El faro vecino del cabo de Creus es el rosellonés del cabo Bear, en Port Vendres, inaugurado por las autoridades francesas en 1836 con una solidez más ambiciosa que los de la reina española. Al aprobarse el plan que llevó a grabar la frase Reinando Doña Isabel II en el portal de tantos faros del país, no había ninguno en funcionamiento regular en toda la costa de la Cataluña peninsular, pese a la importancia de la ruta marítima y la entrada de la navegación en la era industrial. A partir de entonces la administración pública española tomó a su cargo esa responsabilidad, estatalizada y coordinada. Para ocuparse de ello creó el Cuerpo de Torreros de Faros, funcionarios civiles que debían instruirse mediante cursos impartidos en la Escuela de Ingenieros de Caminos de Madrid y pasar unas oposiciones para ganar la plaza. 

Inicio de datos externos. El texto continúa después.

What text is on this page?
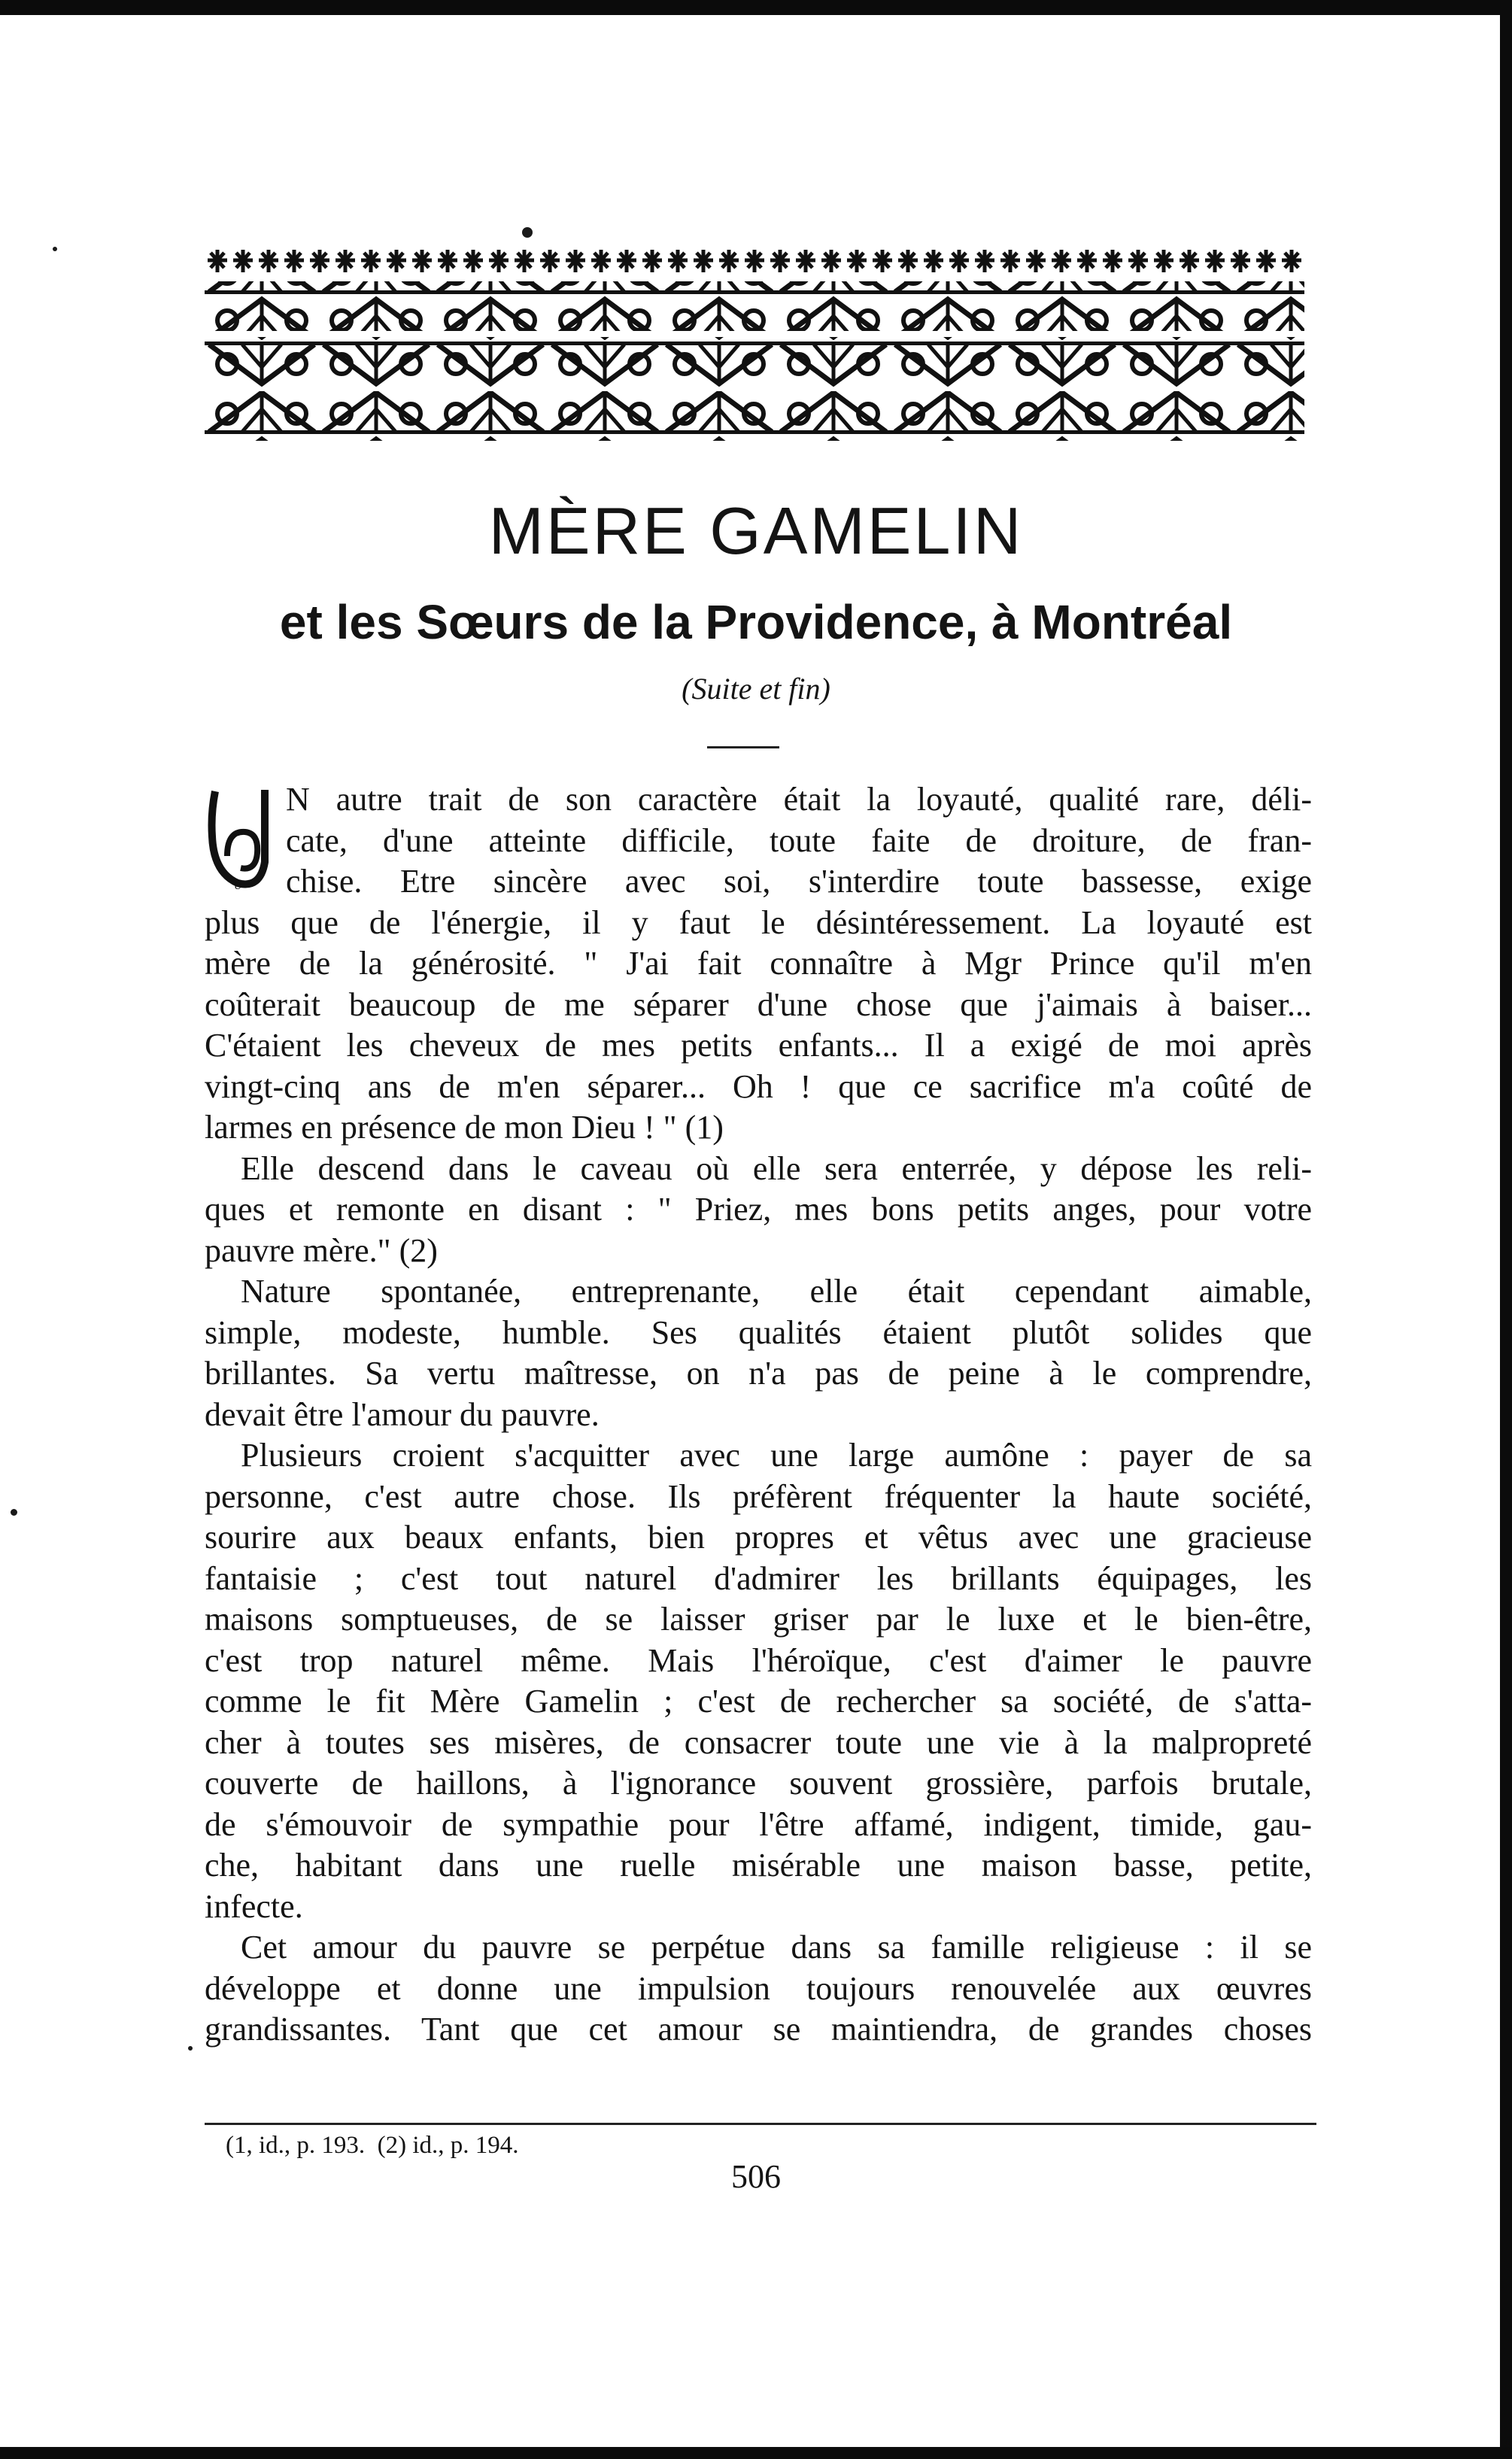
MÈRE GAMELIN
et les Sœurs de la Providence, à Montréal
(Suite et fin)
U
N autre trait de son caractère était la loyauté, qualité rare, déli-
cate, d'une atteinte difficile, toute faite de droiture, de fran-
chise. Etre sincère avec soi, s'interdire toute bassesse, exige
plus que de l'énergie, il y faut le désintéressement. La loyauté est
mère de la générosité. " J'ai fait connaître à Mgr Prince qu'il m'en
coûterait beaucoup de me séparer d'une chose que j'aimais à baiser...
C'étaient les cheveux de mes petits enfants... Il a exigé de moi après
vingt-cinq ans de m'en séparer... Oh ! que ce sacrifice m'a coûté de
larmes en présence de mon Dieu ! " (1)
Elle descend dans le caveau où elle sera enterrée, y dépose les reli-
ques et remonte en disant : " Priez, mes bons petits anges, pour votre
pauvre mère." (2)
Nature spontanée, entreprenante, elle était cependant aimable,
simple, modeste, humble. Ses qualités étaient plutôt solides que
brillantes. Sa vertu maîtresse, on n'a pas de peine à le comprendre,
devait être l'amour du pauvre.
Plusieurs croient s'acquitter avec une large aumône : payer de sa
personne, c'est autre chose. Ils préfèrent fréquenter la haute société,
sourire aux beaux enfants, bien propres et vêtus avec une gracieuse
fantaisie ; c'est tout naturel d'admirer les brillants équipages, les
maisons somptueuses, de se laisser griser par le luxe et le bien-être,
c'est trop naturel même. Mais l'héroïque, c'est d'aimer le pauvre
comme le fit Mère Gamelin ; c'est de rechercher sa société, de s'atta-
cher à toutes ses misères, de consacrer toute une vie à la malpropreté
couverte de haillons, à l'ignorance souvent grossière, parfois brutale,
de s'émouvoir de sympathie pour l'être affamé, indigent, timide, gau-
che, habitant dans une ruelle misérable une maison basse, petite,
infecte.
Cet amour du pauvre se perpétue dans sa famille religieuse : il se
développe et donne une impulsion toujours renouvelée aux œuvres
grandissantes. Tant que cet amour se maintiendra, de grandes choses
(1, id., p. 193.  (2) id., p. 194.
506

La Ley de Puertos del Estado y de la Marina Mercante, aprobada por las Cortes en 1992 a propuesta del ministro Josep Borrell, traspasó la gestión de los faros a las autoridades portuarias, que dependen del ente público Puertos del Estado. Los faros ya no eran necesarios, tras la implantación general de radares, satélites y GPS. En consecuencia, la misma ley declaraba a extinguir el Cuerpo de Técnicos Mecánicos de Señales Marítimas, los antiguos torreros o fareros, quienes dejaban de ser funcionarios de escalafón y pasaban a ser empleados libremente contratados por cada puerto responsable. Las modernas técnicas electrónicas de control de la maquinaria y las facilidades de acceso a puntos antiguamente aislados hacían innecesario que estos empleados vivan en los faros como antes. No queda en Cataluña ningún faro habitado, entre los 18 que se hallan lumínicamente en activo. 
Nadie ha escrito todavía la historia de los fareros. Menos mal de algunas aproximaciones, como el trabajo publicado en 2011 La vida en los faros de España. El Cuerpo de Torreros de Faros o de Técnicos Mecánicos de Señales Marítimas (1851-1992), de David Moré Aguirre, nieto de ilustre farero del cabo de Sant Sebastià, en Palafrugell.